Non ho particolare passione per Nanni Moretti e per i suoi film, ma stavolta ho visto Habemus papam due volte e non ho dubbi: è proprio bello. Tanti gli echi  (provenienti da arti visive, teatro, cinema e musica), profonde le domande che pone (su solitudine, identità e libertà dell’uomo, sul loro rapporto con il sistema, sul senso di comunità), come anche i dubbi, tradotti in un’ironia critica a volte pungente a volte amorevole, ma sempre partecipe della condizione esistenziale e, da questo punto di vista, più matura.

Se nulla sfugge all’ironia (religione, psicanalisi, informazione e comunicazione, così come i suoi professionisti), il film si esprime anche in altri toni (poetico, umoristico, sarcastico, drammatico) che, quando riescono a fondersi, diventano una sinfonia di immagini, suoni e simboli in omaggio all’umanità tutta, individuale e collettiva.

Bravi gli attori, bravissimo Michel Piccoli, non facile la sceneggiatura e complessa la colonna sonora, sofisticato il montaggio anche nell’inserimento delle immagini di repertorio. Bella la scena dei cardinali che giocano a pallavolo in un torneo a squadre di tutti i continenti (cose dell’altro mondo, verrebbe da dire, ma di un mondo migliore). E straordinaria quella in cui battono il tempo e ballano per accompagnare Todo cambia cantata da Mercedes Sosa, voce della resistenza alla dittatura argentina.

Difficile non pensare alla storica connivenza delle gerarchie ecclesiastiche con le dittature e le guerre come, più in generale, alla pesante ingerenza del Vaticano in ogni campo, soprattutto in Italia.

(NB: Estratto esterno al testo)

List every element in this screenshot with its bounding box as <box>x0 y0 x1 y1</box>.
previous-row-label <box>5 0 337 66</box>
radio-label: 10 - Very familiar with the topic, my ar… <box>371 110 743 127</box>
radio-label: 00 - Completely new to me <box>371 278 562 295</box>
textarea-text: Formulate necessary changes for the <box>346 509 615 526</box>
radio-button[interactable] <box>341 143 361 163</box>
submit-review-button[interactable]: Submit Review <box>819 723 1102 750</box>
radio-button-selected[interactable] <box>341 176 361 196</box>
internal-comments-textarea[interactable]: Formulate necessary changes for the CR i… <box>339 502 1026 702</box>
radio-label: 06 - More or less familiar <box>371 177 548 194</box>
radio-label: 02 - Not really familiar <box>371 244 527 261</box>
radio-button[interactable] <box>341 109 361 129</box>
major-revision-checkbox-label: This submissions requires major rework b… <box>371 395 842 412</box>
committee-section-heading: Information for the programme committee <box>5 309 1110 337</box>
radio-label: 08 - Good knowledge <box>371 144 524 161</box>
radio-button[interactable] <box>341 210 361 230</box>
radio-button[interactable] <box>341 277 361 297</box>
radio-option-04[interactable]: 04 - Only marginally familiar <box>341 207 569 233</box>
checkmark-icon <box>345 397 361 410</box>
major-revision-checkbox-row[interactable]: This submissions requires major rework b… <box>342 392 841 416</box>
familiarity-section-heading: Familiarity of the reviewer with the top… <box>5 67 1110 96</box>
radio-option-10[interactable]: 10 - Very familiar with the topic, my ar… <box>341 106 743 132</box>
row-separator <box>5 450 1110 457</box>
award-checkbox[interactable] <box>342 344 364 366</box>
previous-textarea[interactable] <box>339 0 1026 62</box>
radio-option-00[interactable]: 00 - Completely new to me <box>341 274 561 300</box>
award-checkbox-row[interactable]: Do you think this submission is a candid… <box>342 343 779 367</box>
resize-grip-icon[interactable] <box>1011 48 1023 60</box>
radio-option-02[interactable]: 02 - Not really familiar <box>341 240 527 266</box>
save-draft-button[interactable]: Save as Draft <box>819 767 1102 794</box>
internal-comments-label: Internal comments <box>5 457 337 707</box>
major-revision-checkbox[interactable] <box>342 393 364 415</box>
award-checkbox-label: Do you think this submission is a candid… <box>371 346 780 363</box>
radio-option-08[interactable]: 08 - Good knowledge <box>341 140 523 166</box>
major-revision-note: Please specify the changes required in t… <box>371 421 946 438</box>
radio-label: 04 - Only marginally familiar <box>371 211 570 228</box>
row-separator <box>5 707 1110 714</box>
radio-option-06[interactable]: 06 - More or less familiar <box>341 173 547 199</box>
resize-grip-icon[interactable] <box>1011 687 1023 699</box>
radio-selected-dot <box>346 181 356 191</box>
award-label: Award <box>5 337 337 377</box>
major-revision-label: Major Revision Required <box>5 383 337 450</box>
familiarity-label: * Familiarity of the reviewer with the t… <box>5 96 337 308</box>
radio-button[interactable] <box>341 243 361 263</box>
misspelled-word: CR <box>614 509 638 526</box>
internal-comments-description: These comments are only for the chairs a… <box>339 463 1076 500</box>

Questo film, però, evoca ma non esplicita, suggerisce ma non denuncia, domanda ma non risponde, affidando a una parabola dai contenuti intensamente umani alcuni spunti sulla possibilità di cambiamento. Anche nella sua conclusione secca, con un uomo che, benché sequestrato dal sistema religioso, umile e sincero rinuncia al papato per continuare a cercare se stesso.